Mediation analysis with densities as mediators with an application to iCOMPARE trial

TL;DR

This paper develops a novel mediation analysis framework where the mediator is a density function, enabling the study of physical activity data from wearable devices in causal pathways.

Contribution

It extends structural equation models to incorporate density mediators, providing identification conditions and estimation methods for causal effects.

Findings

Applied to iCOMPARE trial data, revealing mediation effects of physical activity on sleep outcomes.

Demonstrated the method's ability to handle density mediators in causal analysis.

Validated the approach through simulation studies.

Abstract

Physical activity has long been shown to be associated with biological and physiological performance and risk of diseases.
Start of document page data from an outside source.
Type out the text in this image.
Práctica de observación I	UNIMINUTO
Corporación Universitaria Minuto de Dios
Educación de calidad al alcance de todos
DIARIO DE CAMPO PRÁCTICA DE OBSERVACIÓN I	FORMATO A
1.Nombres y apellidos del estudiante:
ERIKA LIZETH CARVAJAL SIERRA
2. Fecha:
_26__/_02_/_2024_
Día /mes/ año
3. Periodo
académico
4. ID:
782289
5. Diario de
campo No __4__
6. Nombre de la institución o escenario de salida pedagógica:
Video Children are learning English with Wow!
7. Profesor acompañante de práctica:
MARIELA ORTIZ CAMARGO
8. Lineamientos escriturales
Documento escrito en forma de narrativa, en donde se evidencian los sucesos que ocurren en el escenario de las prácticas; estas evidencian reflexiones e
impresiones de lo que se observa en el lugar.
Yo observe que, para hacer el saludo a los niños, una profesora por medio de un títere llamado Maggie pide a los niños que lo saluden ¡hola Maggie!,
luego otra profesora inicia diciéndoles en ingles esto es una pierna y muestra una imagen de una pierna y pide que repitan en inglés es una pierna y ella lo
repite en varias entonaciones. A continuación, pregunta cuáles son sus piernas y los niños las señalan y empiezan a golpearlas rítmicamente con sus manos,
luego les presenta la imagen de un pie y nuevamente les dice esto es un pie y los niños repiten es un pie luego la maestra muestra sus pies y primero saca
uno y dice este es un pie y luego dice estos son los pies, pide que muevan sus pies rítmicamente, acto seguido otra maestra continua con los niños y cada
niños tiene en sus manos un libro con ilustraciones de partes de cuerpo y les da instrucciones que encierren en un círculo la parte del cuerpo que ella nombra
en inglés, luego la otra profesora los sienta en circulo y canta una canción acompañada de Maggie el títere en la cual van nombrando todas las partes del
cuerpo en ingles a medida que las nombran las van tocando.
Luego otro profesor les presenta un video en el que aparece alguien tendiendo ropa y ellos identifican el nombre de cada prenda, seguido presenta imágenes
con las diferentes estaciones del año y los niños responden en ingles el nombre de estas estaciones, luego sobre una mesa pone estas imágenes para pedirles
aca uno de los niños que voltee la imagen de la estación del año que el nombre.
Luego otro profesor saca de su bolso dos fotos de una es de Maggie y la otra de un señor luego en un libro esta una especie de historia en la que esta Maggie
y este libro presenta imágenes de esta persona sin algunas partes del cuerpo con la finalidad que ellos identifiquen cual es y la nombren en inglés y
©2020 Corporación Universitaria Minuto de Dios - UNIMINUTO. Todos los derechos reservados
It is of great interest to assess whether the effect of an exposure or intervention on an outcome is mediated through physical activity measured by modern wearable devices such as actigraphy. However, existing methods for mediation analysis focus almost exclusively on mediation variable that is in the Euclidean space, which cannot be applied directly to the actigraphy data of physical activity. Such data is best summarized in the form of an histogram or density. In this paper, we extend the structural equation models (SEMs) to the settings where a density is treated as the mediator to study the indirect mediation effect of physical activity on an outcome. We provide sufficient conditions for identifying the average causal effects of density mediator and present methods for estimating the direct and mediating effects of density on an outcome. We apply our method to the data set from the iCOMPARE trial that compares flexible duty-hour policies and standard duty-hour policies on interns' sleep related outcomes to explore the mediation effect of physical activity on the causal path between flexible duty-hour policies and sleep related outcomes.